1) Let MCV be the value of MC and let PCV be the value of PC. If EC is specified, then let ECV be its value.
2) Let MBV be the value of MB and let PBV be the value of PB. If EB is specified, then let EBV be its value.
3) If <character like predicate> is specified, then:
...
c) Case:
i) If MCV and PCV are character strings whose lengths are variable and if the lengths of both MCV and PCV are 0 (zero), then
MC LIKE PC
is True.
ii) The <predicate>
MC LIKE PC
is True if there exists a partitioning of MCV into substrings such that:
1) A substring of MCV is a sequence of 0 (zero) or more contiguous characters of MCV and
each character of MCV is part of exactly one substring.
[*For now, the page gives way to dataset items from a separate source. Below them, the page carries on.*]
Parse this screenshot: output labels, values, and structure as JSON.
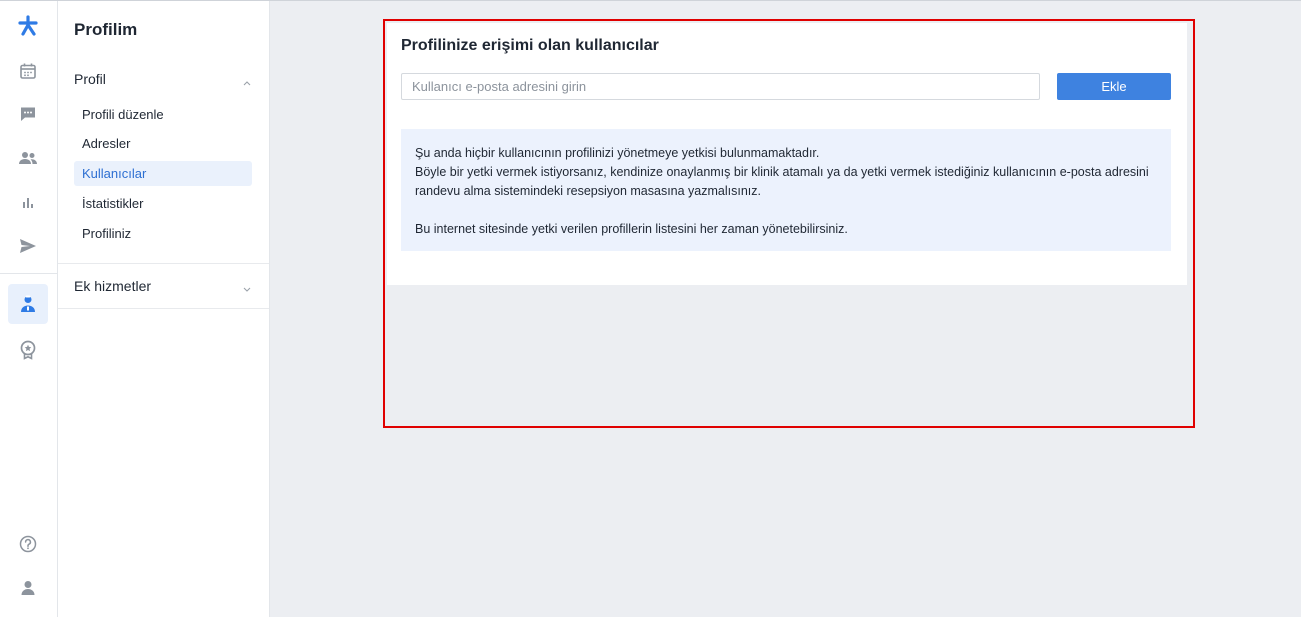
{
  "rail": {
    "icons": [
      "logo-icon",
      "calendar-icon",
      "chat-icon",
      "users-icon",
      "stats-icon",
      "send-icon",
      "doctor-icon",
      "badge-icon",
      "help-icon",
      "user-icon"
    ]
  },
  "sidebar": {
    "title": "Profilim",
    "sections": [
      {
        "label": "Profil",
        "expanded": true,
        "items": [
          {
            "label": "Profili düzenle"
          },
          {
            "label": "Adresler"
          },
          {
            "label": "Kullanıcılar",
            "active": true
          },
          {
            "label": "İstatistikler"
          },
          {
            "label": "Profiliniz"
          }
        ]
      },
      {
        "label": "Ek hizmetler",
        "expanded": false
      }
    ]
  },
  "main": {
    "title": "Profilinize erişimi olan kullanıcılar",
    "email_input": {
      "placeholder": "Kullanıcı e-posta adresini girin",
      "value": ""
    },
    "add_button": "Ekle",
    "info": {
      "line1": "Şu anda hiçbir kullanıcının profilinizi yönetmeye yetkisi bulunmamaktadır.",
      "line2": "Böyle bir yetki vermek istiyorsanız, kendinize onaylanmış bir klinik atamalı ya da yetki vermek istediğiniz kullanıcının e-posta adresini randevu alma sistemindeki resepsiyon masasına yazmalısınız.",
      "line3": "Bu internet sitesinde yetki verilen profillerin listesini her zaman yönetebilirsiniz."
    }
  },
  "colors": {
    "accent": "#3e82e0",
    "active_bg": "#eaf1fc",
    "info_bg": "#ecf2fd",
    "highlight_frame": "#e00000",
    "page_bg": "#eceef2"
  }
}
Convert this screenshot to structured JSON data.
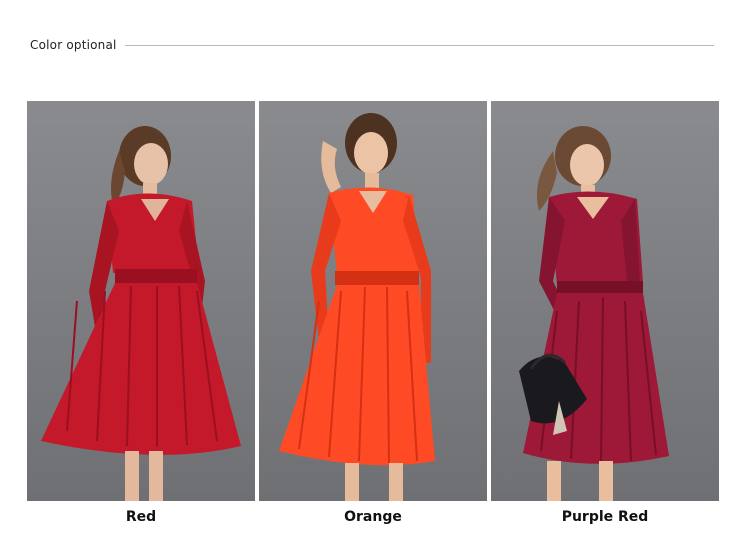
{
  "header": {
    "title": "Color optional"
  },
  "variants": [
    {
      "name": "Red",
      "color": "#c4192b",
      "shade": "#9a1020"
    },
    {
      "name": "Orange",
      "color": "#ff4a26",
      "shade": "#d33014"
    },
    {
      "name": "Purple Red",
      "color": "#9e1838",
      "shade": "#761026"
    }
  ]
}
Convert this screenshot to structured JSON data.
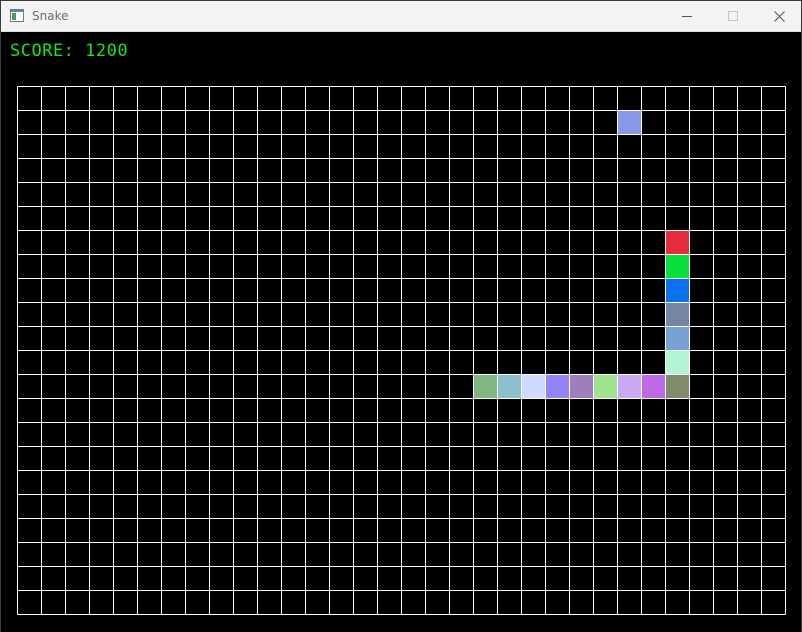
{
  "window": {
    "title": "Snake"
  },
  "score": {
    "text": "SCORE: 1200"
  },
  "colors": {
    "background": "#000000",
    "grid_line": "#ffffff",
    "score_text": "#18e51a",
    "food": "#8898e8"
  },
  "board": {
    "cols": 32,
    "rows": 22
  },
  "food": {
    "col": 25,
    "row": 1
  },
  "snake": [
    {
      "col": 27,
      "row": 6,
      "color": "#e52b3c"
    },
    {
      "col": 27,
      "row": 7,
      "color": "#06e03a"
    },
    {
      "col": 27,
      "row": 8,
      "color": "#0a72ef"
    },
    {
      "col": 27,
      "row": 9,
      "color": "#7585a2"
    },
    {
      "col": 27,
      "row": 10,
      "color": "#77a2d3"
    },
    {
      "col": 27,
      "row": 11,
      "color": "#b4f3d3"
    },
    {
      "col": 27,
      "row": 12,
      "color": "#7e8c6c"
    },
    {
      "col": 26,
      "row": 12,
      "color": "#be6ae6"
    },
    {
      "col": 25,
      "row": 12,
      "color": "#cba8f2"
    },
    {
      "col": 24,
      "row": 12,
      "color": "#9fe38f"
    },
    {
      "col": 23,
      "row": 12,
      "color": "#9e7ebf"
    },
    {
      "col": 22,
      "row": 12,
      "color": "#9284f2"
    },
    {
      "col": 21,
      "row": 12,
      "color": "#cedaff"
    },
    {
      "col": 20,
      "row": 12,
      "color": "#8cc1cb"
    },
    {
      "col": 19,
      "row": 12,
      "color": "#81b681"
    }
  ],
  "icons": {
    "app": "app-window-icon",
    "minimize": "minimize-icon",
    "maximize": "maximize-icon",
    "close": "close-icon"
  }
}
2) If the i-th substring of PCV is an arbitrary character specifier, then the i-th substring of MCV is any single character.
ISO/IEC 9075-2:2003 (E)
8.5 <like predicate>
©ISO/IEC 2003 – All rights reserved Predicates 387
3) If the i-th substring of PCV is an arbitrary string specifier, then the i-th substring of MCV is any sequence of 0 (zero) or more characters.
4) If the i-th substring of PCV is a single character specifier, then the i-th substring of MCV
contains exactly 1 (one) character that is equal to the character represented by the single
character specifier according to the collation of the <like predicate>.
5) The number of substrings of MCV is equal to the number of substring specifiers of PCV.

According to note 4 this means: when you use LIKE only one single character will taken for comparing.